738.HK: has the potential for continuous expansion

招銀國際 ·  Aug 27, 2013 00:00  · Researches

Footwear retailers focused on the middle and high end of the market. We believe that Lixinda is a medium-sized retailer focusing on the mid-and high-end footwear market, with three major brands, namely Le saunda, Linea Rosa and CNE. Le saunda's business also includes two men's shoes brands, Le saunda MEN and Itauomo. The company has partnered with Disney Group to launch two new brands, which will help attract more young customers.

The perfection of the product portfolio. The company's retail business can be divided into three sectors, namely, women's shoes, men's shoes and handbags and accessories. Sales of women's shoes are the main contributor to the company's total revenue, accounting for 77.4% of total retail revenue in fiscal year 2013. We believe that sales of men's shoes and handbags and accessories will be the catalyst for the company's revenue growth in the future. Due to the downturn in overseas markets and shrinking profit margins, we expect export revenue to fall to 1.4% of the company's total revenue in fiscal year 2014.

Future expansion plans. The company had 984 retail outlets in fiscal year 2013. We don't think the company will have any large-scale expansion plans in the short term, and we predict that the total number of retail outlets will reach 1069 in fiscal year 2014. We believe that the company will continue to integrate the brand resources of its CNE, and predict that the total number of retail online stores in CNE will decrease to 130 in fiscal year 2014. At the same time, we predict that the proportion of proprietary outlets and franchise outlets to the total retail outlets will be 84.9% and 15.1% respectively in fiscal year 2014.

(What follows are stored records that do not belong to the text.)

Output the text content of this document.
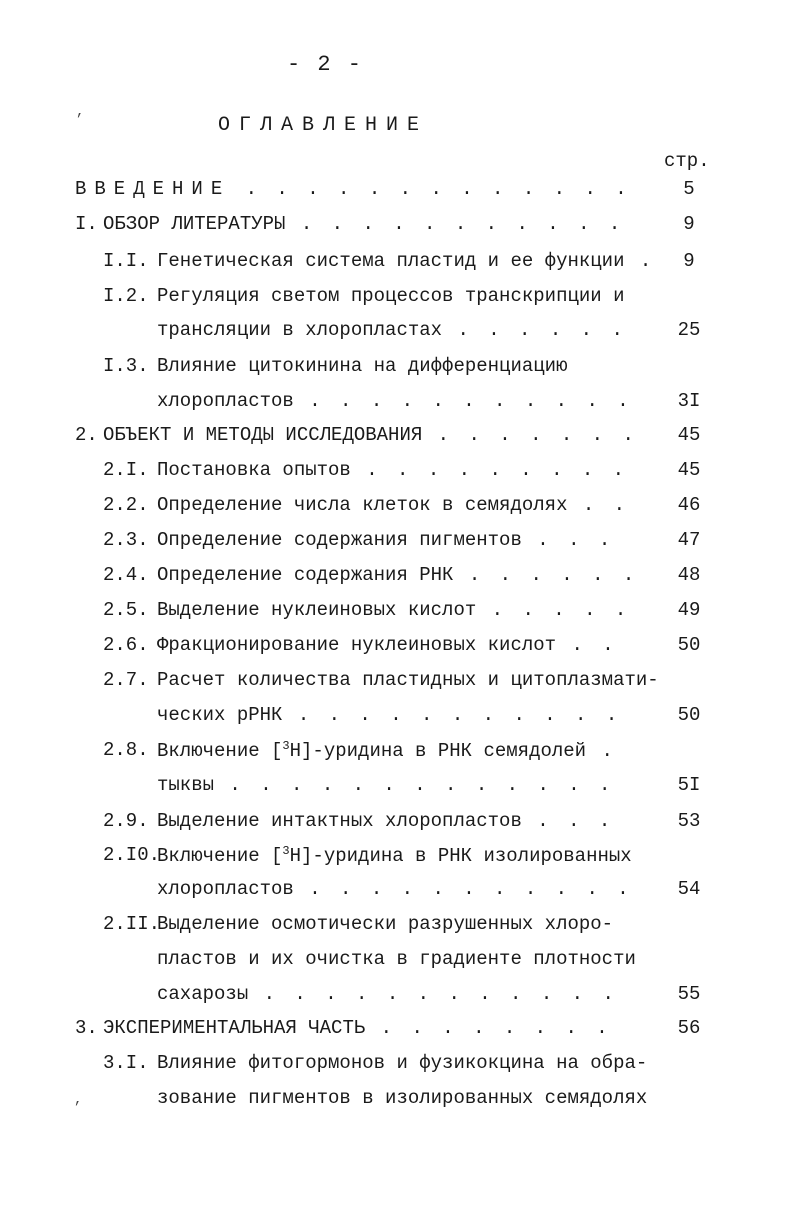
- 2 -
ОГЛАВЛЕНИЕ
стр.
,
,
ВВЕДЕНИЕ . . . . . . . . . . . . .	5
I. ОБЗОР ЛИТЕРАТУРЫ . . . . . . . . . . .	9
I.I. Генетическая система пластид и ее функции .	9
I.2. Регуляция светом процессов транскрипции и
трансляции в хлоропластах . . . . . .	25
I.3. Влияние цитокинина на дифференциацию
хлоропластов . . . . . . . . . . . 3I
2. ОБЪЕКТ И МЕТОДЫ ИССЛЕДОВАНИЯ . . . . . . . 45
2.I. Постановка опытов . . . . . . . . .	45
2.2. Определение числа клеток в семядолях . .	46
2.3. Определение содержания пигментов . . .	47
2.4. Определение содержания РНК . . . . . . 48
2.5. Выделение нуклеиновых кислот . . . . . 49
2.6. Фракционирование нуклеиновых кислот . .	50
2.7. Расчет количества пластидных и цитоплазмати-
ческих рРНК . . . . . . . . . . .	50
2.8. Включение [$^3$H]-уридина в РНК семядолей .
тыквы . . . . . . . . . . . . .	5I
2.9. Выделение интактных хлоропластов . . .	53
2.I0.
Включение [$^3$H]-уридина в РНК изолированных
хлоропластов . . . . . . . . . . . 54
2.II.
Выделение осмотически разрушенных хлоро-
пластов и их очистка в градиенте плотности
сахарозы . . . . . . . . . . . .	55
3. ЭКСПЕРИМЕНТАЛЬНАЯ ЧАСТЬ . . . . . . . .	56
3.I. Влияние фитогормонов и фузикокцина на обра-
зование пигментов в изолированных семядолях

Production capacity and supply chain. We believe that production capacity and supply chain are the two basic factors for the company's future revenue growth. The company's existing production capacity is sufficient to meet its expansion plans in the short term. However, we believe that the company will continue to improve its supply chain, thereby reducing the average number of replenishment days and better managing inventory.

The projected compound annual growth rate of the company's profits is 12.5%. We expect the company's total revenue and net profit to grow at a compound annual rate of 9.8% and 12.5% for the 2014-16 fiscal year, respectively. The company's current share price is equivalent to 9.3 times and 8.0 times earnings for fiscal 2014 and 2015. According to the company's average price-to-earnings ratio of 9.3 times over the past five years, our target price is HK$2.7. For the first time, coverage gives a holding rating.